The Panasonics go up to 1500x. I've never used this as it would be too pixellated and soft. Digital zoom is like resizing a small part of an JPEG imaqe up to full-size. Imagine resizing something occupying 198x108 of the sensor area -> 1980x1080. That's a 10x zoom. OK if done optically. But most camcorders reach an optical zoom max of 10x or 20x. So to go to 1500x, after 20x of optical zooming in, would require a further 75x of digital zooming/upsizing. There's no way this will look sharp. And it will probably look highly pixellated too.
Since modern camcorder sensors have more MP than is necessary for the Full HD framesize (2MP), there is usually some leeway. For example. If the sensor capture area of the original image is 8MP (3960x2160), 1x requires a 1/2x downsize to fit the captured sensor pixels within the final Full HD frame, so 2x zoom-in is actually back to the original 1:1 pixel correspondence between sensor and final image. For example, my Panasonic HCV750 & V770 camcorders have:
up to 20x "Optical" zoomup to 50x "Intelligent" zoomup to 60x "Digital" zoomup to 1500x "Digital" zoom
My understanding of this is that it's possible to zoom up to 50x before the weaknesses of digital zooming come into play.

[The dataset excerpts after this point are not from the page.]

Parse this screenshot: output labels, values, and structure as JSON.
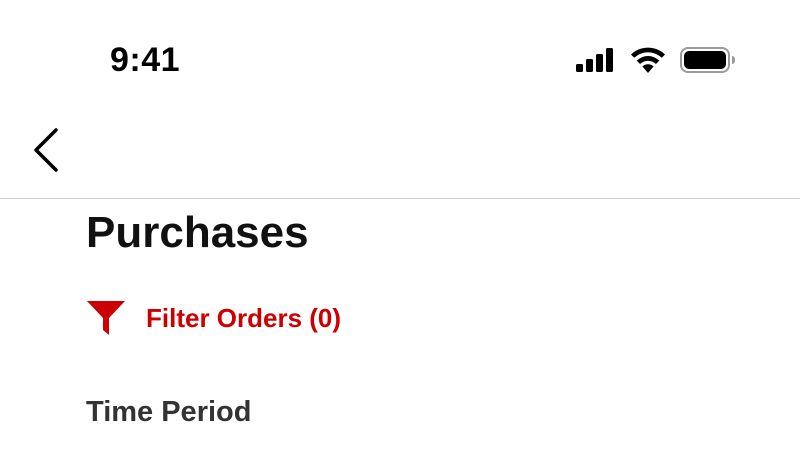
{
  "status_bar": {
    "time": "9:41",
    "icons": [
      "cellular-signal-icon",
      "wifi-icon",
      "battery-icon"
    ]
  },
  "nav": {
    "back_icon": "chevron-left-icon"
  },
  "page": {
    "title": "Purchases"
  },
  "filter": {
    "icon": "filter-funnel-icon",
    "label": "Filter Orders (0)"
  },
  "sections": {
    "time_period": {
      "heading": "Time Period"
    }
  },
  "colors": {
    "accent": "#cc0000",
    "text": "#111111",
    "section_text": "#333333",
    "divider": "#cfcfcf"
  }
}
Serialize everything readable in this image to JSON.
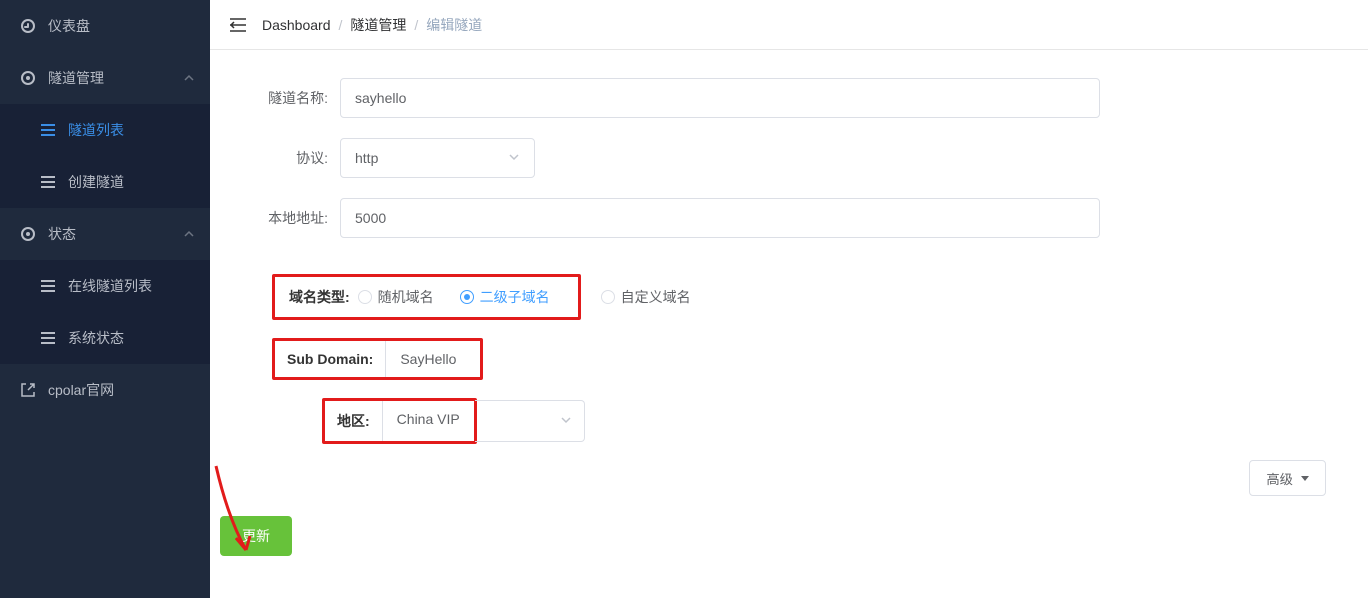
{
  "sidebar": {
    "items": [
      {
        "label": "仪表盘"
      },
      {
        "label": "隧道管理"
      },
      {
        "label": "隧道列表"
      },
      {
        "label": "创建隧道"
      },
      {
        "label": "状态"
      },
      {
        "label": "在线隧道列表"
      },
      {
        "label": "系统状态"
      },
      {
        "label": "cpolar官网"
      }
    ]
  },
  "breadcrumb": {
    "dashboard": "Dashboard",
    "tunnel_mgmt": "隧道管理",
    "edit_tunnel": "编辑隧道"
  },
  "form": {
    "tunnel_name_label": "隧道名称:",
    "tunnel_name_value": "sayhello",
    "protocol_label": "协议:",
    "protocol_value": "http",
    "local_addr_label": "本地地址:",
    "local_addr_value": "5000",
    "domain_type_label": "域名类型:",
    "radio_random": "随机域名",
    "radio_subdomain": "二级子域名",
    "radio_custom": "自定义域名",
    "subdomain_label": "Sub Domain:",
    "subdomain_value": "SayHello",
    "region_label": "地区:",
    "region_value": "China VIP"
  },
  "buttons": {
    "advanced": "高级",
    "update": "更新"
  }
}
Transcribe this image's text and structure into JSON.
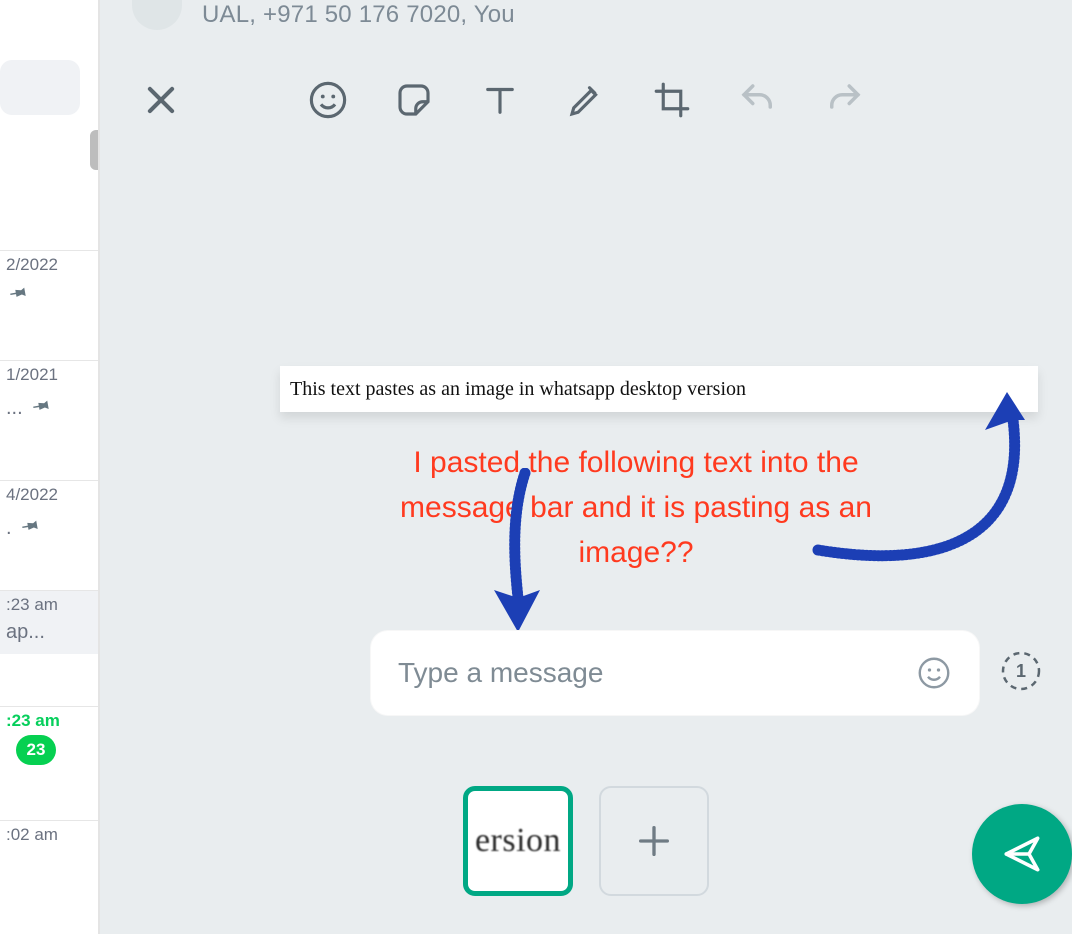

BTW, There's no free lunch. 20x of high-quality optical zoom is extremely difficult to achieve in a professional video lens costing 10s of thousands of dollars, let alone the small cheapie lenses used in a consumer camcorder. At high optical camcorder zoom ratios, the image will tend to be softer and have more geometric and chromatic aberrations than is desirable. But consumer expectations aren't that high anyway and the moving images tends to focus your attention on other things. The loss of quality will be obvious though if you capture a still from a frame holding an image taken with this level of zooming.